Retail sales rose by 8.5% in July from a year ago, lower than the forecast 11.5%, according to analysts polled by Reuters. Auto-related sales, the largest component of retail sales by value, was the only category to decline in July, down 1.8% year-on-year.
The cosmetics sector was one of the slowest-growing categories, and sales grew just 2.8% in July from a year ago, versus growth of 13.5% in June.
Online sales of physical consumer goods rose by 4.4% in July, far below an average of about 21% for the past five years, according to CNBC calculations of official data.
Bruce Pang, head of macro and strategy research at China Renaissance, attributed the sharp drop in online sales to massive shopping promotions in June, which were followed by logistics disruptions amid Covid-19 travel restrictions, floods and typhoons in July.
E-commerce giants Alibaba and JD.com handled a record $136.51 billion of sales during the June 18 shopping event, known as “618.” China’s other major shopping festival of the year falls on Nov. 11.
Outside of consumption, China’s manufacturing sector also grew more slowly than expected.
Industrial production grew by 6.4%, also below expectations of a 7.8% year-on-year increase in July, according to the Reuters poll.
Fixed asset investment for the first seven months of the year rose by 10.3%, below the forecast of 11.3% year-on-year growth for the January to July period, according to Reuters.
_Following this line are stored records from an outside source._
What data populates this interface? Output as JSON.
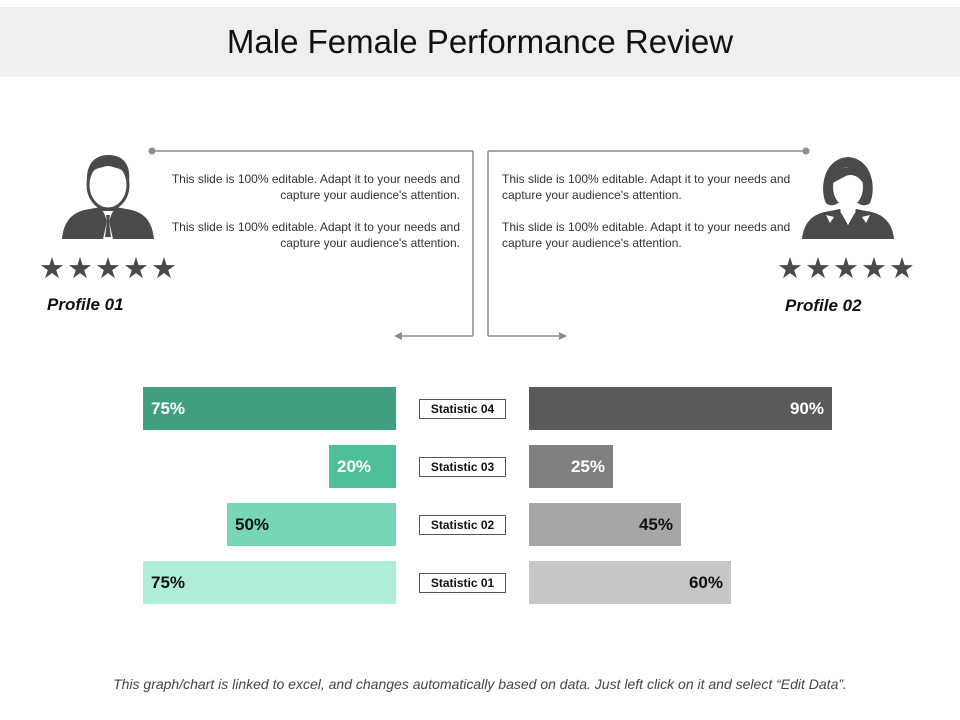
{
  "title": "Male Female Performance Review",
  "profiles": [
    {
      "label": "Profile 01",
      "icon": "male-user-icon",
      "rating": 5,
      "stars": "★★★★★"
    },
    {
      "label": "Profile 02",
      "icon": "female-user-icon",
      "rating": 5,
      "stars": "★★★★★"
    }
  ],
  "descriptions": {
    "left": [
      "This slide is 100% editable. Adapt it to your needs and capture your audience's attention.",
      "This slide is 100% editable. Adapt it to your needs and capture your audience's attention."
    ],
    "right": [
      "This slide is 100% editable. Adapt it to your needs and capture your audience's attention.",
      "This slide is 100% editable. Adapt it to your needs and capture your audience's attention."
    ]
  },
  "chart_data": {
    "type": "bar",
    "orientation": "horizontal-butterfly",
    "unit": "%",
    "xlim": [
      0,
      100
    ],
    "categories": [
      "Statistic 04",
      "Statistic 03",
      "Statistic 02",
      "Statistic 01"
    ],
    "series": [
      {
        "name": "Profile 01",
        "values": [
          75,
          20,
          50,
          75
        ],
        "labels": [
          "75%",
          "20%",
          "50%",
          "75%"
        ],
        "colors": [
          "#3f9f7f",
          "#4fbf99",
          "#76d6b6",
          "#aeeedb"
        ]
      },
      {
        "name": "Profile 02",
        "values": [
          90,
          25,
          45,
          60
        ],
        "labels": [
          "90%",
          "25%",
          "45%",
          "60%"
        ],
        "colors": [
          "#5a5a5a",
          "#808080",
          "#a6a6a6",
          "#c6c6c6"
        ]
      }
    ]
  },
  "colors": {
    "title_band": "#efefef",
    "stars": "#4b4b4b",
    "connector": "#8c8c8c"
  },
  "footer": "This graph/chart is linked to excel, and changes automatically based on data.  Just left click on it and select “Edit Data”."
}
The National Bureau of Statistics noted “the impact of multiple factors including the growing external uncertainties and the domestic COVID-19 epidemic and flooding situation,” according to a release. The bureau added that the “economic recovery is still unstable and uneven.”
On consumption, the bureau’s spokesman Fu Linghui said during a press conference that Chinese willingness to spend is increasing since spending per capita grew faster than that of disposable income in the first half of the year — up 17.4% and 12%, respectively.
The country added 1.24 million new urban jobs in July, on track to reach Beijing’s target of creating more than 11 million new urban jobs this year.
However, the unemployment rate in cities ticked higher to 5.1% in July, up from 5% the prior month. The unemployment rate for those 16- to 24-years-old remained far higher, rising to 16.2% from 15.4% in June.
Economists have cut their China GDP forecasts given the latest wave of travel restrictions and residential community lockdowns in the wake of the spread in the last two months of the highly contagious Delta variant within the country.
Goldman Sachs expects 8.3% growth this year, down from 8.6% previously, according to an Aug. 8 note.
Nomura predicts 8.2% GDP growth for the year, down from 8.9%, according to an Aug. 3 note.
The official growth target is lower, at over 6%.
Although the number of new Covid cases is low compared with other countries, the economic impact could be greater since China has taken a “zero tolerance” approach. Last week, authorities shut a terminal of the world’s third-busiest port after one worker was infected.